The problem is that $10K/month budget doesn't stay at $10K. It grows to $20K, then $40K, and suddenly you're spending more on monitoring your infrastructure than on the infrastructure itself. That's the moment when OpenTelemetry + LGTM stack goes from "nice to have" to "business necessity."

The strongest argument for OpenTelemetry isn't cost — it's portability. When you instrument with OTel, you're making a decision that lasts longer than any vendor contract. The observability market will consolidate. Vendors will raise prices, get acquired, or shut down. Your instrumentation should survive all of that. OTel gives you that insurance.

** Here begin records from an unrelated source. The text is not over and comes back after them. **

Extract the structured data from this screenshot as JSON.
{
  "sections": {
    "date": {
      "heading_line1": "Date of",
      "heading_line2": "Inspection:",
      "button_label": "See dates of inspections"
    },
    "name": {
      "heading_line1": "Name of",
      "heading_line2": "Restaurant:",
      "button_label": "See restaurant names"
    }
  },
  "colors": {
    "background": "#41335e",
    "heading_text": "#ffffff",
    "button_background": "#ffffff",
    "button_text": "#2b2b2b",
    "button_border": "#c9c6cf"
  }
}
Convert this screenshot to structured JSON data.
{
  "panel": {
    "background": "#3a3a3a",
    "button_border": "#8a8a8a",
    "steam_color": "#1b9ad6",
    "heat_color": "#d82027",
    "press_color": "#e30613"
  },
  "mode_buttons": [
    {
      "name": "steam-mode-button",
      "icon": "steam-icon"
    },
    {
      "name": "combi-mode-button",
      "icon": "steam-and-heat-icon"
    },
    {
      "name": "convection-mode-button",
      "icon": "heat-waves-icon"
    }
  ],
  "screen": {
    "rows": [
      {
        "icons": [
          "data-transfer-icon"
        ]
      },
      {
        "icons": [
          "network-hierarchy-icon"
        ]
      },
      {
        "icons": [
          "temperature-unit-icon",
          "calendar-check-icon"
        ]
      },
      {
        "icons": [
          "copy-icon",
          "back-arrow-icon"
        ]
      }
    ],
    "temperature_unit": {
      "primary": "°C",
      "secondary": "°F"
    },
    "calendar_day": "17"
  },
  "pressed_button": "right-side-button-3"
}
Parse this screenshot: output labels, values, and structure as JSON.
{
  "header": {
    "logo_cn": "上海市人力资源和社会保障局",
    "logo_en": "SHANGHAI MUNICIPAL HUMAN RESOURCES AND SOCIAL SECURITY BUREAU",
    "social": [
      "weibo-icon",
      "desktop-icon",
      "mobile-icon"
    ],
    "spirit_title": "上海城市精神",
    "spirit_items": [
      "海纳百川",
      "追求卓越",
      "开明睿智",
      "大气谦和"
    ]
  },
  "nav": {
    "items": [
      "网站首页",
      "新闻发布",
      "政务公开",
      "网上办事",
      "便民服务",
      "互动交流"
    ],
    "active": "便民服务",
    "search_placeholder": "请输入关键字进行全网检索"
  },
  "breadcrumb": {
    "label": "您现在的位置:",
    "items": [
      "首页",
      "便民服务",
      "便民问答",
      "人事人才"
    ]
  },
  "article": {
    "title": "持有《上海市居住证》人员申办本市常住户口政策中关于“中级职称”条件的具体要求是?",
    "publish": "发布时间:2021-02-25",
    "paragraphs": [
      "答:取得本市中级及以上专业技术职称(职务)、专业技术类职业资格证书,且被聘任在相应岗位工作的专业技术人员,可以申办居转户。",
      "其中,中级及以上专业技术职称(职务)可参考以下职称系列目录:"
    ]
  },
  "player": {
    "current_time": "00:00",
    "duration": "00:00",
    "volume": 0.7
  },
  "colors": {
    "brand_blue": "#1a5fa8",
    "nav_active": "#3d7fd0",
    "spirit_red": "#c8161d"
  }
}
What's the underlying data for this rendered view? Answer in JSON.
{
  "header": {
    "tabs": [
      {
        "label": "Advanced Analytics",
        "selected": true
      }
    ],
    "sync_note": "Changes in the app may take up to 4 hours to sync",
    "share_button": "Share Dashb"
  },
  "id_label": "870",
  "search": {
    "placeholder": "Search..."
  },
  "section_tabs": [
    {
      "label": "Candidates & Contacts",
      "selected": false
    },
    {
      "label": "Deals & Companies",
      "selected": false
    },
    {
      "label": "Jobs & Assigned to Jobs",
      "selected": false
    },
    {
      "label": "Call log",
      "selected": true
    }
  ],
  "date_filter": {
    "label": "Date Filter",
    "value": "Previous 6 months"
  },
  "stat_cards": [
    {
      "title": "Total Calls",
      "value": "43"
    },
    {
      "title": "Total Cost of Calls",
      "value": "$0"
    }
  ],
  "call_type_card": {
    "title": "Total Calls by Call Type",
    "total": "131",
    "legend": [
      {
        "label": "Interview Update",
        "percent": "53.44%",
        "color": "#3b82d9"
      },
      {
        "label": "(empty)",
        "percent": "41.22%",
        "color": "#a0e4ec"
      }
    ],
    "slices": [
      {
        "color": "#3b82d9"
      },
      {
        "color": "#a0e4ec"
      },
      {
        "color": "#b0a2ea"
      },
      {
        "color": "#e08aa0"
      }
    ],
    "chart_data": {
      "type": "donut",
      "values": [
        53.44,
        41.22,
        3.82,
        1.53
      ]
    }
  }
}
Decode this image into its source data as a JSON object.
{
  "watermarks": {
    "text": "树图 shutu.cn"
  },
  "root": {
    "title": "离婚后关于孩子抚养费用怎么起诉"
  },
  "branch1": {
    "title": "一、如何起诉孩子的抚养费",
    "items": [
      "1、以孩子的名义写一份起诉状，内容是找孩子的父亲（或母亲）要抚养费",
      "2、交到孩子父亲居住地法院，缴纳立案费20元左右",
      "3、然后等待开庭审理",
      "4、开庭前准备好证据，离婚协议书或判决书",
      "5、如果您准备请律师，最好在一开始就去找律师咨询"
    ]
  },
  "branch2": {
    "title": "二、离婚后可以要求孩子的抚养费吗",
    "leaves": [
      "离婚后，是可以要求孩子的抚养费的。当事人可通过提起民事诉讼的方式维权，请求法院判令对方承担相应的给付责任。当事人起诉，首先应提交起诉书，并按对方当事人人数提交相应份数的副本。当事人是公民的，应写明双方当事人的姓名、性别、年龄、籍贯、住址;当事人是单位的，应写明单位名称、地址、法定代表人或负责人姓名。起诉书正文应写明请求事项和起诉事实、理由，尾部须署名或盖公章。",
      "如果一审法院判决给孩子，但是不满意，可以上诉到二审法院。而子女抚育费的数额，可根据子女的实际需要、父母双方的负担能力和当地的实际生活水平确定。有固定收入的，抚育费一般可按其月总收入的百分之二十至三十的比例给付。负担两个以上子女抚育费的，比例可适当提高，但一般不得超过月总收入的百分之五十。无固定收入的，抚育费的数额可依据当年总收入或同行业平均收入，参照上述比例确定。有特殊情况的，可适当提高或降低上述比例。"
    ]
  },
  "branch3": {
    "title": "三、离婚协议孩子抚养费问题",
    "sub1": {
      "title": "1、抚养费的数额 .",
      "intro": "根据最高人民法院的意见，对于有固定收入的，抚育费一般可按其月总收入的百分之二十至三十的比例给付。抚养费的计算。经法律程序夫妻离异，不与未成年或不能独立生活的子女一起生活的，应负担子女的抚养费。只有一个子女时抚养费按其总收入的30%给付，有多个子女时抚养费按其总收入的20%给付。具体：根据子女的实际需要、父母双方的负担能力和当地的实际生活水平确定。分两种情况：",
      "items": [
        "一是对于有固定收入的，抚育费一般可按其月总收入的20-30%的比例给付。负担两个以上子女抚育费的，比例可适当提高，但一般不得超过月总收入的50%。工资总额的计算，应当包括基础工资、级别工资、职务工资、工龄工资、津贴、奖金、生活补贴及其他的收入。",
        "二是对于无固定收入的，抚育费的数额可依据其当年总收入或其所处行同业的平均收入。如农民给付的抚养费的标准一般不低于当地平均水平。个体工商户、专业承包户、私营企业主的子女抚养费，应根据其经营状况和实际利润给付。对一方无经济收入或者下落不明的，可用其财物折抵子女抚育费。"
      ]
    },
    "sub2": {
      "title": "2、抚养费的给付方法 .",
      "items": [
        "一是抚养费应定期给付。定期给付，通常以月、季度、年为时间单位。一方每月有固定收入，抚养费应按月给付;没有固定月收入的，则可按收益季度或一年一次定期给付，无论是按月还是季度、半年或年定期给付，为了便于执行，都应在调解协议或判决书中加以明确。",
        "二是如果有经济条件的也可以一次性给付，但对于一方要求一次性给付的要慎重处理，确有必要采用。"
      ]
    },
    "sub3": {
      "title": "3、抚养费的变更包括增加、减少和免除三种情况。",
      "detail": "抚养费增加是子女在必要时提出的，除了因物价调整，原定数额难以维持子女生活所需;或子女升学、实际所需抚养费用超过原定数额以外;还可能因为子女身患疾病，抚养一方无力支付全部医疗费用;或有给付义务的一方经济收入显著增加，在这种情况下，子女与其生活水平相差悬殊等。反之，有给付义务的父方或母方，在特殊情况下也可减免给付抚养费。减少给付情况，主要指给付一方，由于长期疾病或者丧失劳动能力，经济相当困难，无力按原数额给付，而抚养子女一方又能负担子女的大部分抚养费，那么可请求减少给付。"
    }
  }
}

My prediction for 2027: Datadog will still be the market leader by revenue, but the majority of new instrumentation will be OTel-native. Datadog becomes a premium backend that accepts OTel data — essentially Grafana Cloud's more expensive competitor. The companies that instrumented with proprietary SDKs will wish they hadn't.

The best time to adopt OpenTelemetry was two years ago. The second best time is your next sprint.


Sources: CNCF Mid-Year 2025 Project Velocity, CNCF 2025 Project Velocity Analysis, Grafana OpenTelemetry Report, Datadog Q4 2025 Financial Results, Datadog 2026 Revenue Guidance — Seeking Alpha, Mordor Intelligence Observability Market Report, OneUptime — Datadog Bill Shock in 2026, OpenObserve — Datadog Pricing Explained, SigNoz — Datadog Pricing Caveats, SigNoz — OpenTelemetry vs Datadog, Cloud-Native Observability Stack 2026, OpenTelemetry Python Getting Started, OpenTelemetry Python Auto-Instrumentation, Datadog OpenTelemetry Solutions, Gartner Observability Platform Reviews, Coherent Market Insights — Observability Market, Datadog Market Cap — MacroTrends.